Тайга слезам не верит - Буровский Андрей Михайлович. Страница 66
— Там… там…
Махалов двинулся к избушке с топором, которым только что рубил дрова. Павел торопливо натягивал сапоги. И тут на порог вышел заспанный Васенька, с соломой в волосенках, жалко моргая со сна.
— Ты тут откуда?! — ахнул Павел, косясь в сторону Махалова, перехватившего топор.
— Я снизу…
— Зачем?! Ты же домой должен идти?!
— Я с вами хочу…
— Василий, ты сейчас пойдешь домой!
— Лев Михалыч… Нельзя его одного отправлять… Не ровен час.
— А если здесь… не ровен час?! Он же неуправляемый! Куда его только не занесет…

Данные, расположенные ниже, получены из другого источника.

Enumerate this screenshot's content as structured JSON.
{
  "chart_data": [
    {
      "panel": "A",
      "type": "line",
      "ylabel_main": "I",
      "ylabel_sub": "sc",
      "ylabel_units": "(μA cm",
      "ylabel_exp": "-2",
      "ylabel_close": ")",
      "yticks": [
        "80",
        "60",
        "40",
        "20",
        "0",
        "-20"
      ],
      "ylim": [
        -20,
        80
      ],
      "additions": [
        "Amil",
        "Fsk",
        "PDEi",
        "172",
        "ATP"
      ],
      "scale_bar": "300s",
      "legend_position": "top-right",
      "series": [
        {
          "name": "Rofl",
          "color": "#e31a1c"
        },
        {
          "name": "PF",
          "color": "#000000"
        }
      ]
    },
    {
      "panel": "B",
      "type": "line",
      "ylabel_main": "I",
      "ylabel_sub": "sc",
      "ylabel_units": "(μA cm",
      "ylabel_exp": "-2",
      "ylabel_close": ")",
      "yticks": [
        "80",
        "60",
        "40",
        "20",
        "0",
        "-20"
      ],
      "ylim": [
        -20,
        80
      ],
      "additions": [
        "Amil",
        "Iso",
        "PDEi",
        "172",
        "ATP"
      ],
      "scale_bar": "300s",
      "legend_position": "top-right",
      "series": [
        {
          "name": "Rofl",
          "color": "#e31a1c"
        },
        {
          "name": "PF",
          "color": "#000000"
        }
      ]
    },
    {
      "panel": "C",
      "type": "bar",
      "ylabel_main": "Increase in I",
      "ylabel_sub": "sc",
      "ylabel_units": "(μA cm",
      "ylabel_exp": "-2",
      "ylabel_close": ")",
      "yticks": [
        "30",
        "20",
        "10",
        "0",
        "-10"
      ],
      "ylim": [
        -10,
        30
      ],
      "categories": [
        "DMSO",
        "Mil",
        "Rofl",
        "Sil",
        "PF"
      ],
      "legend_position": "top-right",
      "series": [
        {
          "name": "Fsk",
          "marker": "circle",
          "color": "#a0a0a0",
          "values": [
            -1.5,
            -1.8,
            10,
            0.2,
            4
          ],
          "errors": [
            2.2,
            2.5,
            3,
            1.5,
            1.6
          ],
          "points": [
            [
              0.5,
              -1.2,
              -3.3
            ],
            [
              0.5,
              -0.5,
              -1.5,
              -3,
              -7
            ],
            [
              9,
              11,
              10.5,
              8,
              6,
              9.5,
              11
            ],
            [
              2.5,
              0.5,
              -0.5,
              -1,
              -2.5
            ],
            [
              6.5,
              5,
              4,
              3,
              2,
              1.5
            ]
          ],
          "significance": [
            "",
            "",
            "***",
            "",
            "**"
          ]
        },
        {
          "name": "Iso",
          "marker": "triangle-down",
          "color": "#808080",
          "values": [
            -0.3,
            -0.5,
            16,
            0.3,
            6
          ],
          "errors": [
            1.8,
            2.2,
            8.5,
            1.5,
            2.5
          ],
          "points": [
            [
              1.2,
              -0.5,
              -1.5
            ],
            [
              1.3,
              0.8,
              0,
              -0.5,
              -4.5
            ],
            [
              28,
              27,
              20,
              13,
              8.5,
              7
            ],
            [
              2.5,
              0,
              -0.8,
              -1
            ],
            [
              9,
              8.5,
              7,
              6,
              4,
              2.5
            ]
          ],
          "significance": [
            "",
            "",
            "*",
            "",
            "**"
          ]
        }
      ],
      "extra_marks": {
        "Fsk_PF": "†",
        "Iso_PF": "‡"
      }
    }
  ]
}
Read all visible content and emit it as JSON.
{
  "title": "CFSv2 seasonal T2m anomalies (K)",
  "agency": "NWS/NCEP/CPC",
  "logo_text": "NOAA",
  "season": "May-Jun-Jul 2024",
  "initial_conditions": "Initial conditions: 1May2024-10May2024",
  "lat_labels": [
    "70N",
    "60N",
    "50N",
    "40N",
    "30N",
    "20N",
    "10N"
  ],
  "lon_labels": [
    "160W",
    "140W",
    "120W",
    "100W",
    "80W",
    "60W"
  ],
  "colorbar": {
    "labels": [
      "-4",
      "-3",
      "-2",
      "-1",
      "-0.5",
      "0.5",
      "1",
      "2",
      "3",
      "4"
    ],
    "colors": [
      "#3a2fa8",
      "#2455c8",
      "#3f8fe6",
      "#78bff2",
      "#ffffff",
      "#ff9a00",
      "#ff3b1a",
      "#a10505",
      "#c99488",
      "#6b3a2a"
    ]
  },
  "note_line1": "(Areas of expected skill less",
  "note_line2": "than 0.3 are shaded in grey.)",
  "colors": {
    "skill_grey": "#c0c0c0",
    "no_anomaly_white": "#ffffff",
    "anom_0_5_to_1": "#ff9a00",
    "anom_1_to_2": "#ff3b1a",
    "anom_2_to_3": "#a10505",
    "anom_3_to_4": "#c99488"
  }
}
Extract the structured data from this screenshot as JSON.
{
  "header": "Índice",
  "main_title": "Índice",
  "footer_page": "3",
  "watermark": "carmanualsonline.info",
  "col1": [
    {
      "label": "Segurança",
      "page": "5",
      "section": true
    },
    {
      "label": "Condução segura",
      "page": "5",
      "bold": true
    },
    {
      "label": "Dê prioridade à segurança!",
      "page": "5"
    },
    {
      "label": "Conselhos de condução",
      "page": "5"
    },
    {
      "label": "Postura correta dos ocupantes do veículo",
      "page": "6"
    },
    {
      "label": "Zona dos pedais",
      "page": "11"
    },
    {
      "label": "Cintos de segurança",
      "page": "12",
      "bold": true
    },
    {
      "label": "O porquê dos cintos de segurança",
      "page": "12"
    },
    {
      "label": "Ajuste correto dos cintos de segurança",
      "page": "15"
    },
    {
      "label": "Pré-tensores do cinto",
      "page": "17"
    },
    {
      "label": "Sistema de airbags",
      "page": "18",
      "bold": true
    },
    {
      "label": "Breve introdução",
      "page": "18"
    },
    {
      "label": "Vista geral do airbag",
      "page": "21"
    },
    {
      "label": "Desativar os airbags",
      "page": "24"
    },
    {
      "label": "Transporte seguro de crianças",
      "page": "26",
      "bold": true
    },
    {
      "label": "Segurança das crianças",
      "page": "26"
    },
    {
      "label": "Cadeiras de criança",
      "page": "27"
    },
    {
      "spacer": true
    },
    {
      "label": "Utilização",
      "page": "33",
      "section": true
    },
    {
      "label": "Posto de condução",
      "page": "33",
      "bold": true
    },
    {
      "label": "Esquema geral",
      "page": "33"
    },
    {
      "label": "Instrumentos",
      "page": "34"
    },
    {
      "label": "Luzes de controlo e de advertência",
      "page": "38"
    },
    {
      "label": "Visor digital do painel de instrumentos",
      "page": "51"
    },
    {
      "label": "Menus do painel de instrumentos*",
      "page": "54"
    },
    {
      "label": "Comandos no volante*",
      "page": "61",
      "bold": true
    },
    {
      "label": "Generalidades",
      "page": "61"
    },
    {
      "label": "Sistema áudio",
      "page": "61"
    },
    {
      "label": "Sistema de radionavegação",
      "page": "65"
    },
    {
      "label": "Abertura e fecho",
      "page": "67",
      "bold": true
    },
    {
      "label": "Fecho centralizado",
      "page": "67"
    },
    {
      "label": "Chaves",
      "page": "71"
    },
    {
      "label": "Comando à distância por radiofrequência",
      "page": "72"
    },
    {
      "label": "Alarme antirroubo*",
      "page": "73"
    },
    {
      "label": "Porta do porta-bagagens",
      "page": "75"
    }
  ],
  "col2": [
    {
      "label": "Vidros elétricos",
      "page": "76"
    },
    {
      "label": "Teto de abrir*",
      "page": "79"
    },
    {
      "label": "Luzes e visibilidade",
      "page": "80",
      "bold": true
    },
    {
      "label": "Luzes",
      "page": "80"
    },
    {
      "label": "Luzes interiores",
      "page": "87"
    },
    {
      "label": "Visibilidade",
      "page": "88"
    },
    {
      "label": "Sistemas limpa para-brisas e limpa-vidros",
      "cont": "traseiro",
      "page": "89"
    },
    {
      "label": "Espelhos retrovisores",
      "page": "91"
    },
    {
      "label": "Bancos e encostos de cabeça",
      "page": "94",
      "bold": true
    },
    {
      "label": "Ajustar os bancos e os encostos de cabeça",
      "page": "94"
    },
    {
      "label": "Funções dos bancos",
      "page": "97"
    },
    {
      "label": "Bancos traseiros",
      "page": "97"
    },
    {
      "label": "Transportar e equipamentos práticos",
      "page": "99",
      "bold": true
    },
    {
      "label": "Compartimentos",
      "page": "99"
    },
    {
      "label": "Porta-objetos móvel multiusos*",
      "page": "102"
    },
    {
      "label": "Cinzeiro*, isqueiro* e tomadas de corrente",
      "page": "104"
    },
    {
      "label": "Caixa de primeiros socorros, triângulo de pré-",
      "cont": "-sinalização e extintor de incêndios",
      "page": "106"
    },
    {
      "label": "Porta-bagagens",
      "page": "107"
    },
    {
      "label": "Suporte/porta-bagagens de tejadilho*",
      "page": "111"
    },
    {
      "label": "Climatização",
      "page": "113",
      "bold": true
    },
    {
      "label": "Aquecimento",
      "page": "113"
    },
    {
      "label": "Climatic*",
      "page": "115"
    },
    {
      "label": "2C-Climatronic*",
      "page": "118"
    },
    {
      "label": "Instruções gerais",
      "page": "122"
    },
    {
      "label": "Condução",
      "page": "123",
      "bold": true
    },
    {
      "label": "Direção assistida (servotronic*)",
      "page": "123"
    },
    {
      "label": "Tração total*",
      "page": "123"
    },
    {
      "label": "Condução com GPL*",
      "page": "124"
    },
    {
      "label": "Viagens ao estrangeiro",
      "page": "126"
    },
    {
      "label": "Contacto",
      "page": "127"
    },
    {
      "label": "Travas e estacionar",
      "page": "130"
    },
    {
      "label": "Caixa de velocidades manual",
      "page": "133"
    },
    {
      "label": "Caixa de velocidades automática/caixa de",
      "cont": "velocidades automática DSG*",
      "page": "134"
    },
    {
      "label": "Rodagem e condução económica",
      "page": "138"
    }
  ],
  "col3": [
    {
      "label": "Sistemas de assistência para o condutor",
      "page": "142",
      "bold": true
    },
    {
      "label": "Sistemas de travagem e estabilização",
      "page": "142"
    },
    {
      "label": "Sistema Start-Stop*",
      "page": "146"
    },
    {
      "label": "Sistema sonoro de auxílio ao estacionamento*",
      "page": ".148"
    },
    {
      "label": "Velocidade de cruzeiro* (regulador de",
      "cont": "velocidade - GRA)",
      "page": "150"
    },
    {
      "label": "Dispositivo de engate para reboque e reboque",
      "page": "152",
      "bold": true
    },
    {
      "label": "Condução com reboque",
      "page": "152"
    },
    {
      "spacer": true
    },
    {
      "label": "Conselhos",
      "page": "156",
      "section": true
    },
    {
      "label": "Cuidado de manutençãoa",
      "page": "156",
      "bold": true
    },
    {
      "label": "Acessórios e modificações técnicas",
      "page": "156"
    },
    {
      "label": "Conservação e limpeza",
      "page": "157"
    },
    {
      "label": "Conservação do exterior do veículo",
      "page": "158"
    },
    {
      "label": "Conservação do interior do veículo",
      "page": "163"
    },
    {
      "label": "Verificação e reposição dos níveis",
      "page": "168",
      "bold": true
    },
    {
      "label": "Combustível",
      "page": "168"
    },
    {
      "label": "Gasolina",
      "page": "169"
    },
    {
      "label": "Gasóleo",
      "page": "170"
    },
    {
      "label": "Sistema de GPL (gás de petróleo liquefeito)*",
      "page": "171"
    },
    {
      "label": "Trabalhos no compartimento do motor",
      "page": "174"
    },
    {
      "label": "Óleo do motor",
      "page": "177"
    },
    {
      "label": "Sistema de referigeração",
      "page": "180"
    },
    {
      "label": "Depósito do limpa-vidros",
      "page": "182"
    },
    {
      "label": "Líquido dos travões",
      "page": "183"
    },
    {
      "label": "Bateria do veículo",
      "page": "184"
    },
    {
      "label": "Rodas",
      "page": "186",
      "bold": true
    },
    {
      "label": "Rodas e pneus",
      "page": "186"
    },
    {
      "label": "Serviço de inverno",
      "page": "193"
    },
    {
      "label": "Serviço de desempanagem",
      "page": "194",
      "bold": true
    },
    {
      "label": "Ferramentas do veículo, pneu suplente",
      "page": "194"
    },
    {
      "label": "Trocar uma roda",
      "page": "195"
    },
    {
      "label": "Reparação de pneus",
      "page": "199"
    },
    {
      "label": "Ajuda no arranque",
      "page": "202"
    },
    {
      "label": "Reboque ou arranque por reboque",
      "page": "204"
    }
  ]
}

Но видно было — логика Павла и Махалову кажется верной. Нельзя отправлять ребенка через кишащий зверьем лес, по эдакой-то дороге. Что бы ребенок не выделывал, это вам скажет любой руководитель кружка, ездящего в экспедиции.
— А я вам копалуху поймал, — сообщил вдруг Васенька с улыбкой. — Вот.
И Васенька исчез под нарами, где до сих пор мирно спал, и вытащил оттуда за хвост самую жалкую птицу, какую только можно себе представить. Да, это была тетерка, которую в Сибири часто называют копалухой. Но в каком виде! Жалостливая, любящая животных Танечка взялась руками за щеки при виде этого залитого кровью, лишенного большинства перьев, почти выпотрошенного существа.
— Что ты с ней сделал, Васенька?! Как же так можно?!
— Я ее из рогатки…
— А в хвосте у нее перьев нет — это тоже из рогатки?
— Я сперва в нее из рогатки. Она летает, будто у нее крыло сломано, от гнезда уводит. А я заметил, где гнездо, и стал искать… Она опять летит, и прыгает, от гнезда уводит. Я в нее из рогатки… вот этой.
И Васенька извлек из карманов отродясь не стиранных штанов рогатку, с которой ходить бы не на копалуху, а по крайней мере на страуса.
— И убил?
— Не… Только подбил. Поймал потом и задавил.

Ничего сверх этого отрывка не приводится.